Don Franco Piazza, affrontando la tematica della libertà da un punto di vista sociale, afferma che l’uomo è la sua libertà. La struttura personale è un delicato ingranaggio. Ogni soggetto costruisce un suo modello, che può essere interpretato secondo una lettura fenomenologica (ciò che si mostra: corpo, coscienza, coscienza delle relazioni), secondo una lettura simbolica (unire esteriorità, interiorità, senso), secondo una lettura logico-formale (interpretazione razionale dell’uomo nel mondo, con se stesso, con l’altro). Il modello personale si forma declinando la libertà: di (decisione), da (liberazione-sciogliere i vincoli), con (condivisione-società), per (progettualità), maturando la capacità di relazionarsi con le differenze, armonizzandole. La delicatezza di questo compito avviene in un contesto complesso e frammentato, segnato da: 1) Relativismo e multiculturalità (difficoltà di dialogo e di contatto effettivo – tendenza all’isolamento, identità, e alla tutela, autogiustificazione); 2) Equivoco dell’autonomia (atomismo: cura del sé; autoreferenzialità e riduzione della sensibilità comunitaria, sociale e civile, a-nomia: “se tu non vuoi, perché impedire che io possa?”), 3) Asimmetria negli “oneri” (tra chi ha riferimenti, doveri precisi, o obblighi, mutuati da valori di fede o altro … e chi non ne ha, può tutto …)

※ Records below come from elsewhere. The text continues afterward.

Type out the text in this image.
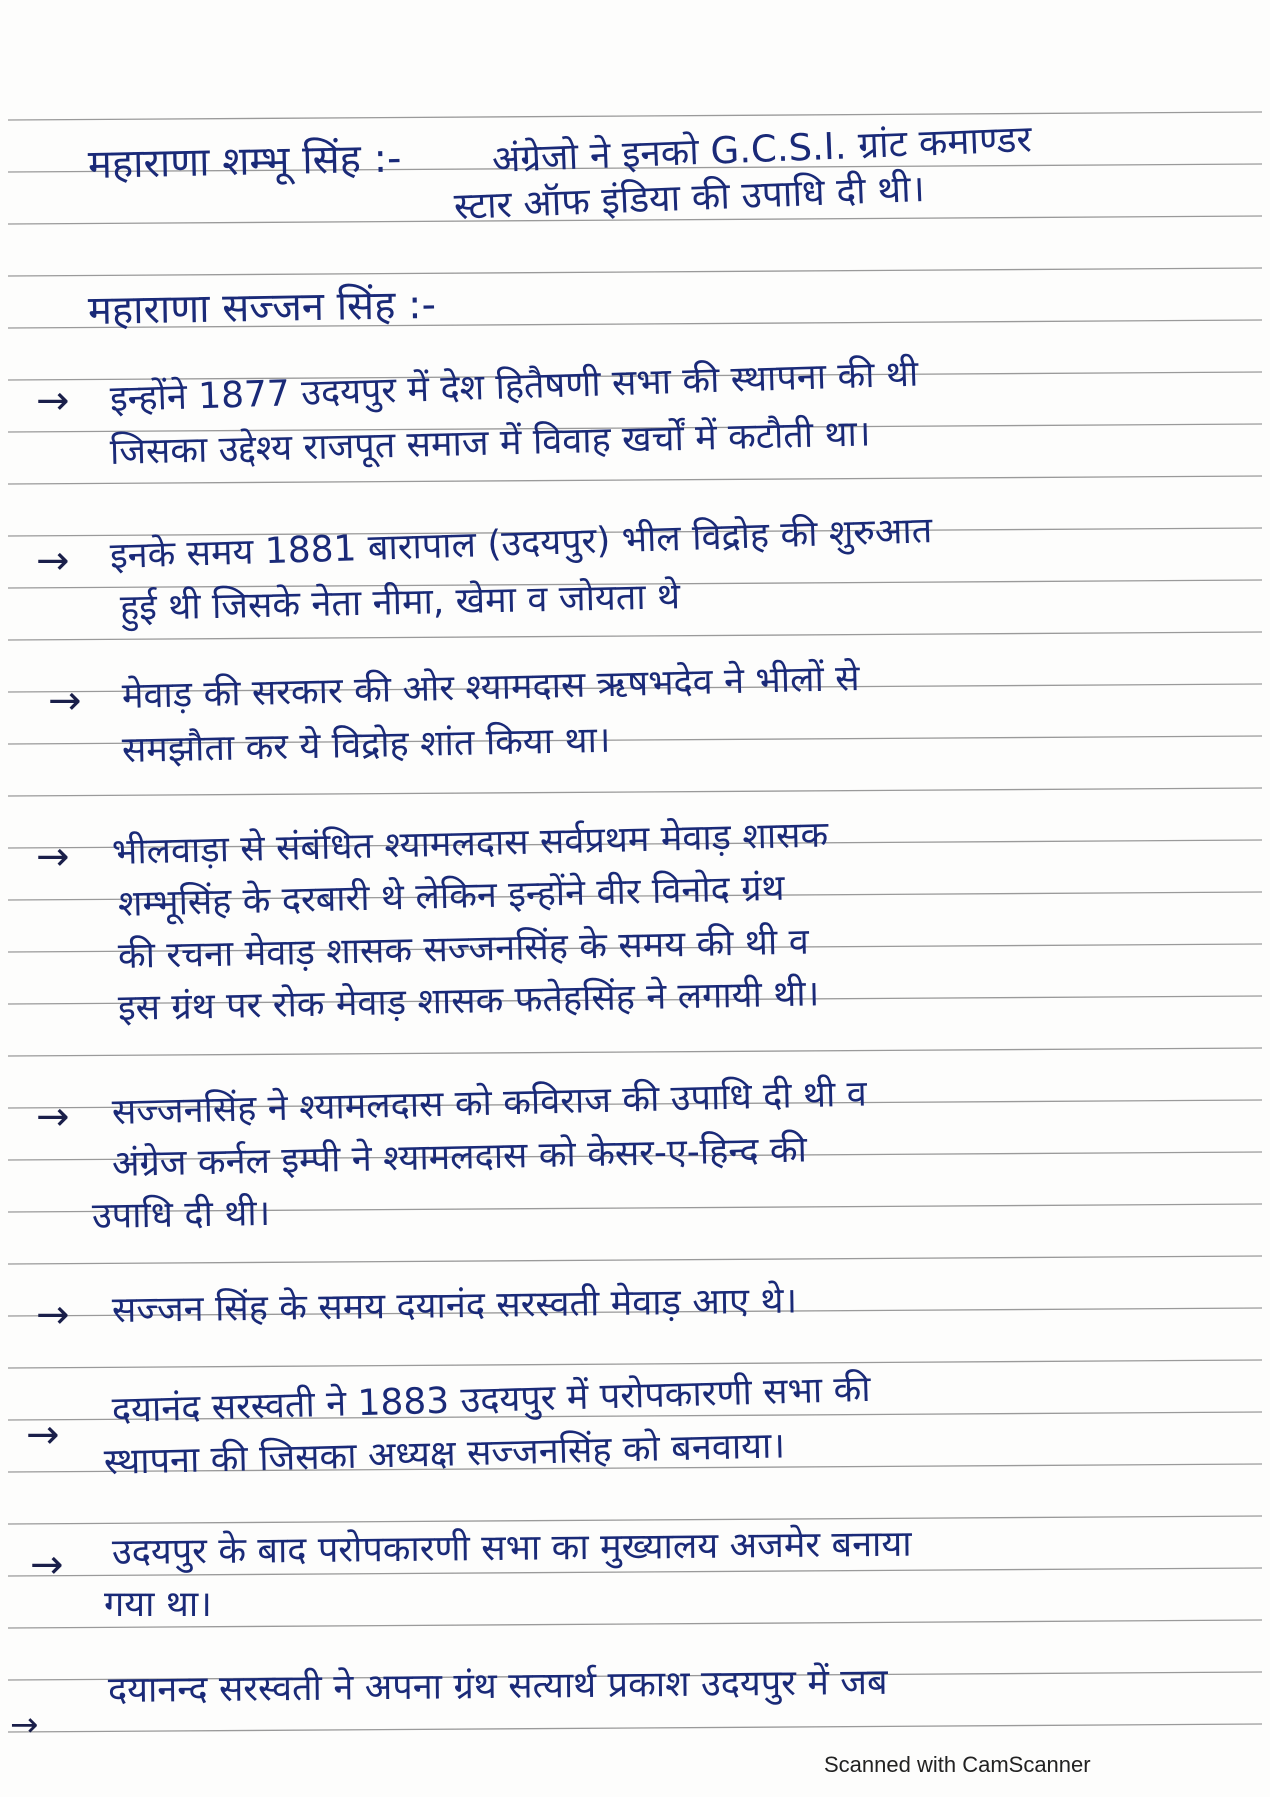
महाराणा शम्भू सिंह :- अंग्रेजो ने इनको G.C.S.I. ग्रांट कमाण्डर
स्टार ऑफ इंडिया की उपाधि दी थी।
महाराणा सज्जन सिंह :-
→ इन्होंने 1877 उदयपुर में देश हितैषणी सभा की स्थापना की थी
जिसका उद्देश्य राजपूत समाज में विवाह खर्चों में कटौती था।
→ इनके समय 1881 बारापाल (उदयपुर) भील विद्रोह की शुरुआत
हुई थी जिसके नेता नीमा, खेमा व जोयता थे
→ मेवाड़ की सरकार की ओर श्यामदास ऋषभदेव ने भीलों से
समझौता कर ये विद्रोह शांत किया था।
→ भीलवाड़ा से संबंधित श्यामलदास सर्वप्रथम मेवाड़ शासक
शम्भूसिंह के दरबारी थे लेकिन इन्होंने वीर विनोद ग्रंथ
की रचना मेवाड़ शासक सज्जनसिंह के समय की थी व
इस ग्रंथ पर रोक मेवाड़ शासक फतेहसिंह ने लगायी थी।
→ सज्जनसिंह ने श्यामलदास को कविराज की उपाधि दी थी व
अंग्रेज कर्नल इम्पी ने श्यामलदास को केसर-ए-हिन्द की
उपाधि दी थी।
→ सज्जन सिंह के समय दयानंद सरस्वती मेवाड़ आए थे।
→
दयानंद सरस्वती ने 1883 उदयपुर में परोपकारणी सभा की
स्थापना की जिसका अध्यक्ष सज्जनसिंह को बनवाया।
→ उदयपुर के बाद परोपकारणी सभा का मुख्यालय अजमेर बनाया
गया था।
→
दयानन्द सरस्वती ने अपना ग्रंथ सत्यार्थ प्रकाश उदयपुर में जब
Scanned with CamScanner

La libertà, in questo scenario, assume il significato di “non avere regole” e viene intesa come trasgressione, nel senso di andare oltre. Libertà, invece, è anche saper dire no a se stessi con una motivazione e una finalità. Costruire le proprie libertà, senza la responsabilità/cura verso gli altri è rendere la propria libertà una prigione. Significa imprigionare la motivazione e la passione vera della propria scelta. È importante considerare un elemento intermedio di convergenza (H.J.Höhn) che, da un lato, non corrisponde semplicemente alle relazioni dei soggetti convergenti, ma che, dall’altro, diventa una terza realtà che si pone di fronte ai singoli come spazio vitale condiviso che permette di qualificare come affidabile la relazione. Se l’unico valore comune è che tutte le differenze hanno uguale dignità, si perde l’accordo sul bene comune che è alla base delle istituzioni di senso. Si cede al: relativismo dei valori, relativismo dei ruoli, relativismo delle istituzioni. Diviene urgente far crescere a tutti i livelli una rinnovata consapevolezza della realtà intrinsecamente relazionale del nostro essere e quindi del valore decisivo della reciprocità CON gli altri. La libertà orientata (di, da, con, per) porta a realizzare l’auspicio di una vita compiuta (stima di sé: coscienza, consapevolezza, responsabilità), con e per gli altri (sollecitudine: reciprocità, riconoscimento, similitudine), all’interno di istituzioni giuste (appartenenza costitutiva). Tutti hanno la responsabilità simmetrica (agire con) e asimmetrica (diversità di ruolo e di funzione)
in senso verticale e orizzontale di aver cura del “mondo in cui si è immessi”.
Per emergere dall’essere folla solitaria, in bilico tra illusione autonomistica e desiderio di affermazione di sé, occorre maturare un retto e vigoroso ideale, con intelligenza e capacità critica. Ciò vuol dire formarsi ad una lineare aderenza agli essenziali ed immutabili principi della libertà e della responsabilità e in pari tempo al senso storico … alla capacità di cogliere il modo nel quale applicare quei principi nel proprio tempo.
Don Franco Piazza conclude con M. De Unamuno, ricordando che:
- “La tua vita è, davanti alla tua coscienza, scopri te stesso nel tuo agire” (71);
- “Che non t’importi il numero di quelli che ti circondano. L’efficacia del tuo agire guadagnerà in intensità quel che perde in estensione” (75);
- “Vivi con gli altri, senza volerti distinguere, perché ogni esaltazione della singolarità esteriore, anziché preservarla, soffoca quella interiore”(77).